One 29-year-old woman, who had taken a combination of two appetite suppressants for just 23 days, died of pulmonary hypertension - increased resistance to the flow of blood through the lungs.
The American woman, who was 5ft 5in tall and weighed 13-and-a-half-stone, died eight months after stopping the drugs - fenfluramine and phentermine. A post-mortem examination indicated that lesions on her pulmonary arteries had developed as a result of brief exposure to the drugs.
Her case is described in today's New England Journal of Medicine which also carries a report on 24 women who developed a disease of the heart valves after an average 12 months on the same drugs. One of the 24 had taken the drugs for only one month. A third of the women had also developed pulmonary hypertension.

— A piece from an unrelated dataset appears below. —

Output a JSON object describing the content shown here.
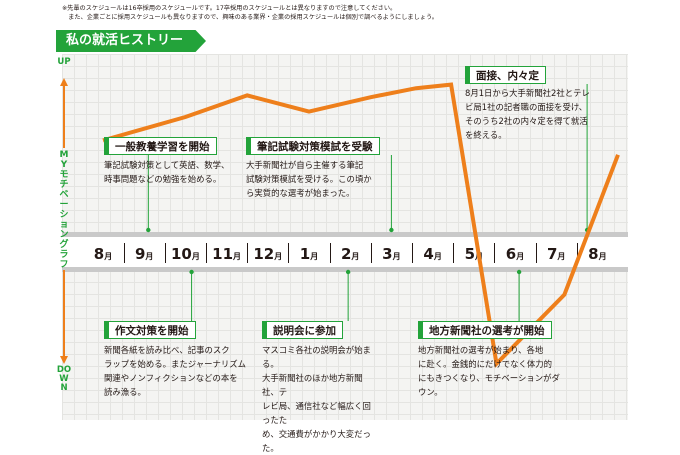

The Journal considered the findings of that study, conducted by a team from the Mayo Clinic in Rochester, Minnesota, to be so serious that they allowed them to be released in advance of publication. A warning based on the findings, issued by the US Food and Drug Administration last month, led to reports of a further 28 cases from across the US, some associated with other appetite suppressants.
An editorial in the Journal says that the cases are "chilling reminders that succumbing to the allure of diet pills as a quick fix for excess weight may be courting disaster." It says they carry a disturbing echo of previous outbreaks of pulmonary hypertension in Europe in the late 1960s and early 1990s, which were also linked with appetite suppressants.

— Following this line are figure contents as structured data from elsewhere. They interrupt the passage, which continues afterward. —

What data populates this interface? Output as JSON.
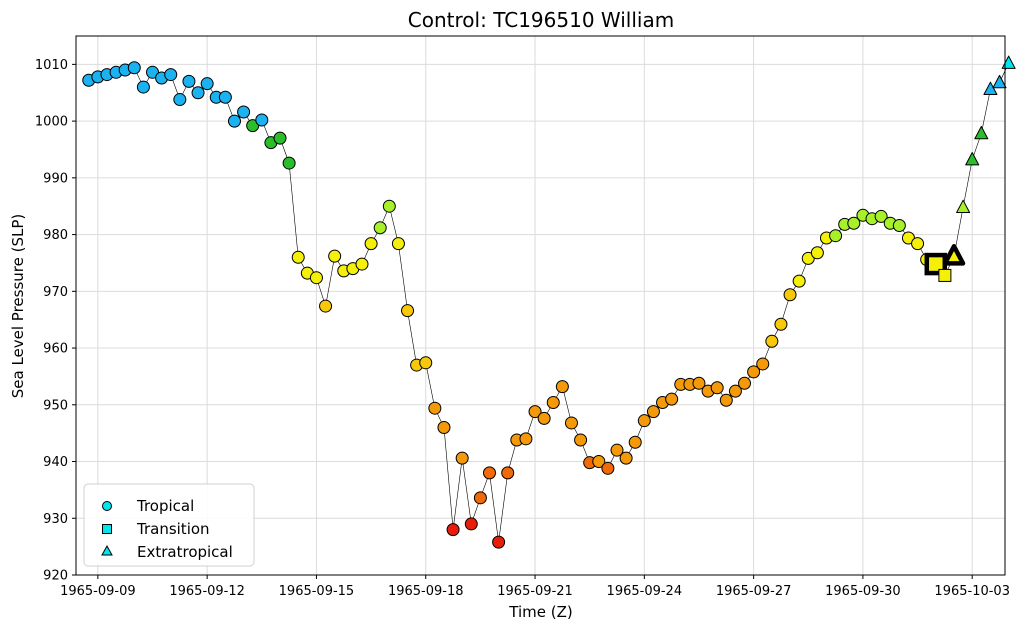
{
  "chart_data": {
    "type": "scatter",
    "title": "Control: TC196510 William",
    "xlabel": "Time (Z)",
    "ylabel": "Sea Level Pressure (SLP)",
    "x_start": "1965-09-08",
    "xlim_days": [
      8.4,
      33.9
    ],
    "ylim": [
      920,
      1015
    ],
    "yticks": [
      920,
      930,
      940,
      950,
      960,
      970,
      980,
      990,
      1000,
      1010
    ],
    "xtick_days": [
      9,
      12,
      15,
      18,
      21,
      24,
      27,
      30,
      33
    ],
    "xtick_labels": [
      "1965-09-09",
      "1965-09-12",
      "1965-09-15",
      "1965-09-18",
      "1965-09-21",
      "1965-09-24",
      "1965-09-27",
      "1965-09-30",
      "1965-10-03"
    ],
    "grid": true,
    "legend_position": "lower-left",
    "legend": [
      {
        "label": "Tropical",
        "marker": "circle"
      },
      {
        "label": "Transition",
        "marker": "square"
      },
      {
        "label": "Extratropical",
        "marker": "triangle"
      }
    ],
    "legend_color": "#00e5ee",
    "line_color": "#000000",
    "colors": {
      "blue": "#1ab2f0",
      "green": "#2bbe2b",
      "lime": "#a8f02a",
      "yellow": "#f5f00a",
      "gold": "#f8c80a",
      "orange": "#f49a0a",
      "darkorange": "#f06a0a",
      "red": "#e81e0a"
    },
    "points": [
      {
        "t": 8.75,
        "y": 1007.2,
        "c": "blue",
        "m": "circle"
      },
      {
        "t": 9.0,
        "y": 1007.8,
        "c": "blue",
        "m": "circle"
      },
      {
        "t": 9.25,
        "y": 1008.2,
        "c": "blue",
        "m": "circle"
      },
      {
        "t": 9.5,
        "y": 1008.6,
        "c": "blue",
        "m": "circle"
      },
      {
        "t": 9.75,
        "y": 1009.0,
        "c": "blue",
        "m": "circle"
      },
      {
        "t": 10.0,
        "y": 1009.4,
        "c": "blue",
        "m": "circle"
      },
      {
        "t": 10.25,
        "y": 1006.0,
        "c": "blue",
        "m": "circle"
      },
      {
        "t": 10.5,
        "y": 1008.6,
        "c": "blue",
        "m": "circle"
      },
      {
        "t": 10.75,
        "y": 1007.6,
        "c": "blue",
        "m": "circle"
      },
      {
        "t": 11.0,
        "y": 1008.2,
        "c": "blue",
        "m": "circle"
      },
      {
        "t": 11.25,
        "y": 1003.8,
        "c": "blue",
        "m": "circle"
      },
      {
        "t": 11.5,
        "y": 1007.0,
        "c": "blue",
        "m": "circle"
      },
      {
        "t": 11.75,
        "y": 1005.0,
        "c": "blue",
        "m": "circle"
      },
      {
        "t": 12.0,
        "y": 1006.6,
        "c": "blue",
        "m": "circle"
      },
      {
        "t": 12.25,
        "y": 1004.2,
        "c": "blue",
        "m": "circle"
      },
      {
        "t": 12.5,
        "y": 1004.2,
        "c": "blue",
        "m": "circle"
      },
      {
        "t": 12.75,
        "y": 1000.0,
        "c": "blue",
        "m": "circle"
      },
      {
        "t": 13.0,
        "y": 1001.6,
        "c": "blue",
        "m": "circle"
      },
      {
        "t": 13.25,
        "y": 999.2,
        "c": "green",
        "m": "circle"
      },
      {
        "t": 13.5,
        "y": 1000.2,
        "c": "blue",
        "m": "circle"
      },
      {
        "t": 13.75,
        "y": 996.2,
        "c": "green",
        "m": "circle"
      },
      {
        "t": 14.0,
        "y": 997.0,
        "c": "green",
        "m": "circle"
      },
      {
        "t": 14.25,
        "y": 992.6,
        "c": "green",
        "m": "circle"
      },
      {
        "t": 14.5,
        "y": 976.0,
        "c": "yellow",
        "m": "circle"
      },
      {
        "t": 14.75,
        "y": 973.2,
        "c": "yellow",
        "m": "circle"
      },
      {
        "t": 15.0,
        "y": 972.4,
        "c": "yellow",
        "m": "circle"
      },
      {
        "t": 15.25,
        "y": 967.4,
        "c": "gold",
        "m": "circle"
      },
      {
        "t": 15.5,
        "y": 976.2,
        "c": "yellow",
        "m": "circle"
      },
      {
        "t": 15.75,
        "y": 973.6,
        "c": "yellow",
        "m": "circle"
      },
      {
        "t": 16.0,
        "y": 974.0,
        "c": "yellow",
        "m": "circle"
      },
      {
        "t": 16.25,
        "y": 974.8,
        "c": "yellow",
        "m": "circle"
      },
      {
        "t": 16.5,
        "y": 978.4,
        "c": "yellow",
        "m": "circle"
      },
      {
        "t": 16.75,
        "y": 981.2,
        "c": "lime",
        "m": "circle"
      },
      {
        "t": 17.0,
        "y": 985.0,
        "c": "lime",
        "m": "circle"
      },
      {
        "t": 17.25,
        "y": 978.4,
        "c": "yellow",
        "m": "circle"
      },
      {
        "t": 17.5,
        "y": 966.6,
        "c": "gold",
        "m": "circle"
      },
      {
        "t": 17.75,
        "y": 957.0,
        "c": "gold",
        "m": "circle"
      },
      {
        "t": 18.0,
        "y": 957.4,
        "c": "gold",
        "m": "circle"
      },
      {
        "t": 18.25,
        "y": 949.4,
        "c": "orange",
        "m": "circle"
      },
      {
        "t": 18.5,
        "y": 946.0,
        "c": "orange",
        "m": "circle"
      },
      {
        "t": 18.75,
        "y": 928.0,
        "c": "red",
        "m": "circle"
      },
      {
        "t": 19.0,
        "y": 940.6,
        "c": "orange",
        "m": "circle"
      },
      {
        "t": 19.25,
        "y": 929.0,
        "c": "red",
        "m": "circle"
      },
      {
        "t": 19.5,
        "y": 933.6,
        "c": "darkorange",
        "m": "circle"
      },
      {
        "t": 19.75,
        "y": 938.0,
        "c": "darkorange",
        "m": "circle"
      },
      {
        "t": 20.0,
        "y": 925.8,
        "c": "red",
        "m": "circle"
      },
      {
        "t": 20.25,
        "y": 938.0,
        "c": "darkorange",
        "m": "circle"
      },
      {
        "t": 20.5,
        "y": 943.8,
        "c": "orange",
        "m": "circle"
      },
      {
        "t": 20.75,
        "y": 944.0,
        "c": "orange",
        "m": "circle"
      },
      {
        "t": 21.0,
        "y": 948.8,
        "c": "orange",
        "m": "circle"
      },
      {
        "t": 21.25,
        "y": 947.6,
        "c": "orange",
        "m": "circle"
      },
      {
        "t": 21.5,
        "y": 950.4,
        "c": "orange",
        "m": "circle"
      },
      {
        "t": 21.75,
        "y": 953.2,
        "c": "orange",
        "m": "circle"
      },
      {
        "t": 22.0,
        "y": 946.8,
        "c": "orange",
        "m": "circle"
      },
      {
        "t": 22.25,
        "y": 943.8,
        "c": "orange",
        "m": "circle"
      },
      {
        "t": 22.5,
        "y": 939.8,
        "c": "darkorange",
        "m": "circle"
      },
      {
        "t": 22.75,
        "y": 940.0,
        "c": "orange",
        "m": "circle"
      },
      {
        "t": 23.0,
        "y": 938.8,
        "c": "darkorange",
        "m": "circle"
      },
      {
        "t": 23.25,
        "y": 942.0,
        "c": "orange",
        "m": "circle"
      },
      {
        "t": 23.5,
        "y": 940.6,
        "c": "orange",
        "m": "circle"
      },
      {
        "t": 23.75,
        "y": 943.4,
        "c": "orange",
        "m": "circle"
      },
      {
        "t": 24.0,
        "y": 947.2,
        "c": "orange",
        "m": "circle"
      },
      {
        "t": 24.25,
        "y": 948.8,
        "c": "orange",
        "m": "circle"
      },
      {
        "t": 24.5,
        "y": 950.4,
        "c": "orange",
        "m": "circle"
      },
      {
        "t": 24.75,
        "y": 951.0,
        "c": "orange",
        "m": "circle"
      },
      {
        "t": 25.0,
        "y": 953.6,
        "c": "orange",
        "m": "circle"
      },
      {
        "t": 25.25,
        "y": 953.6,
        "c": "orange",
        "m": "circle"
      },
      {
        "t": 25.5,
        "y": 953.8,
        "c": "orange",
        "m": "circle"
      },
      {
        "t": 25.75,
        "y": 952.4,
        "c": "orange",
        "m": "circle"
      },
      {
        "t": 26.0,
        "y": 953.0,
        "c": "orange",
        "m": "circle"
      },
      {
        "t": 26.25,
        "y": 950.8,
        "c": "orange",
        "m": "circle"
      },
      {
        "t": 26.5,
        "y": 952.4,
        "c": "orange",
        "m": "circle"
      },
      {
        "t": 26.75,
        "y": 953.8,
        "c": "orange",
        "m": "circle"
      },
      {
        "t": 27.0,
        "y": 955.8,
        "c": "orange",
        "m": "circle"
      },
      {
        "t": 27.25,
        "y": 957.2,
        "c": "orange",
        "m": "circle"
      },
      {
        "t": 27.5,
        "y": 961.2,
        "c": "gold",
        "m": "circle"
      },
      {
        "t": 27.75,
        "y": 964.2,
        "c": "gold",
        "m": "circle"
      },
      {
        "t": 28.0,
        "y": 969.4,
        "c": "gold",
        "m": "circle"
      },
      {
        "t": 28.25,
        "y": 971.8,
        "c": "yellow",
        "m": "circle"
      },
      {
        "t": 28.5,
        "y": 975.8,
        "c": "yellow",
        "m": "circle"
      },
      {
        "t": 28.75,
        "y": 976.8,
        "c": "yellow",
        "m": "circle"
      },
      {
        "t": 29.0,
        "y": 979.4,
        "c": "yellow",
        "m": "circle"
      },
      {
        "t": 29.25,
        "y": 979.8,
        "c": "lime",
        "m": "circle"
      },
      {
        "t": 29.5,
        "y": 981.8,
        "c": "lime",
        "m": "circle"
      },
      {
        "t": 29.75,
        "y": 982.0,
        "c": "lime",
        "m": "circle"
      },
      {
        "t": 30.0,
        "y": 983.4,
        "c": "lime",
        "m": "circle"
      },
      {
        "t": 30.25,
        "y": 982.8,
        "c": "lime",
        "m": "circle"
      },
      {
        "t": 30.5,
        "y": 983.2,
        "c": "lime",
        "m": "circle"
      },
      {
        "t": 30.75,
        "y": 982.0,
        "c": "lime",
        "m": "circle"
      },
      {
        "t": 31.0,
        "y": 981.6,
        "c": "lime",
        "m": "circle"
      },
      {
        "t": 31.25,
        "y": 979.4,
        "c": "yellow",
        "m": "circle"
      },
      {
        "t": 31.5,
        "y": 978.4,
        "c": "yellow",
        "m": "circle"
      },
      {
        "t": 31.75,
        "y": 975.6,
        "c": "yellow",
        "m": "circle"
      },
      {
        "t": 32.0,
        "y": 974.8,
        "c": "yellow",
        "m": "square",
        "big": true
      },
      {
        "t": 32.25,
        "y": 972.8,
        "c": "yellow",
        "m": "square"
      },
      {
        "t": 32.5,
        "y": 976.2,
        "c": "yellow",
        "m": "triangle",
        "big": true
      },
      {
        "t": 32.75,
        "y": 984.8,
        "c": "lime",
        "m": "triangle"
      },
      {
        "t": 33.0,
        "y": 993.2,
        "c": "green",
        "m": "triangle"
      },
      {
        "t": 33.25,
        "y": 997.8,
        "c": "green",
        "m": "triangle"
      },
      {
        "t": 33.5,
        "y": 1005.6,
        "c": "blue",
        "m": "triangle"
      },
      {
        "t": 33.75,
        "y": 1006.8,
        "c": "blue",
        "m": "triangle"
      },
      {
        "t": 34.0,
        "y": 1010.2,
        "c": "legend",
        "m": "triangle"
      }
    ]
  }
}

Diet pills have become a national craze in the US, and their use is growing in Britain. More than 18 million prescriptions for fenfluramine combined with phentermine were issued in the US in 1996. The Journal says the use of diet pills for cosmetic reasons should be banned until their risks are better known.
"The only justifiable medical use of anorectic [appetite reducing] drugs is in seriously obese patients who have obesity related illnesses such as heart disease, diabetes and hypertension. For generally healthy people who want to lose a few pounds there are safer alternatives."
A report on obesity by the UK Royal College of Physicians, published in May, concluded that the use of appetite suppressants in the very fat was justified where other methods of weight loss such as diet and exercise had failed.
It said obesity was a serious medical condition with an increased risk of joint disorders, heart disease and diabetes and even a 10 per cent loss of weight could significantly reduce these risks.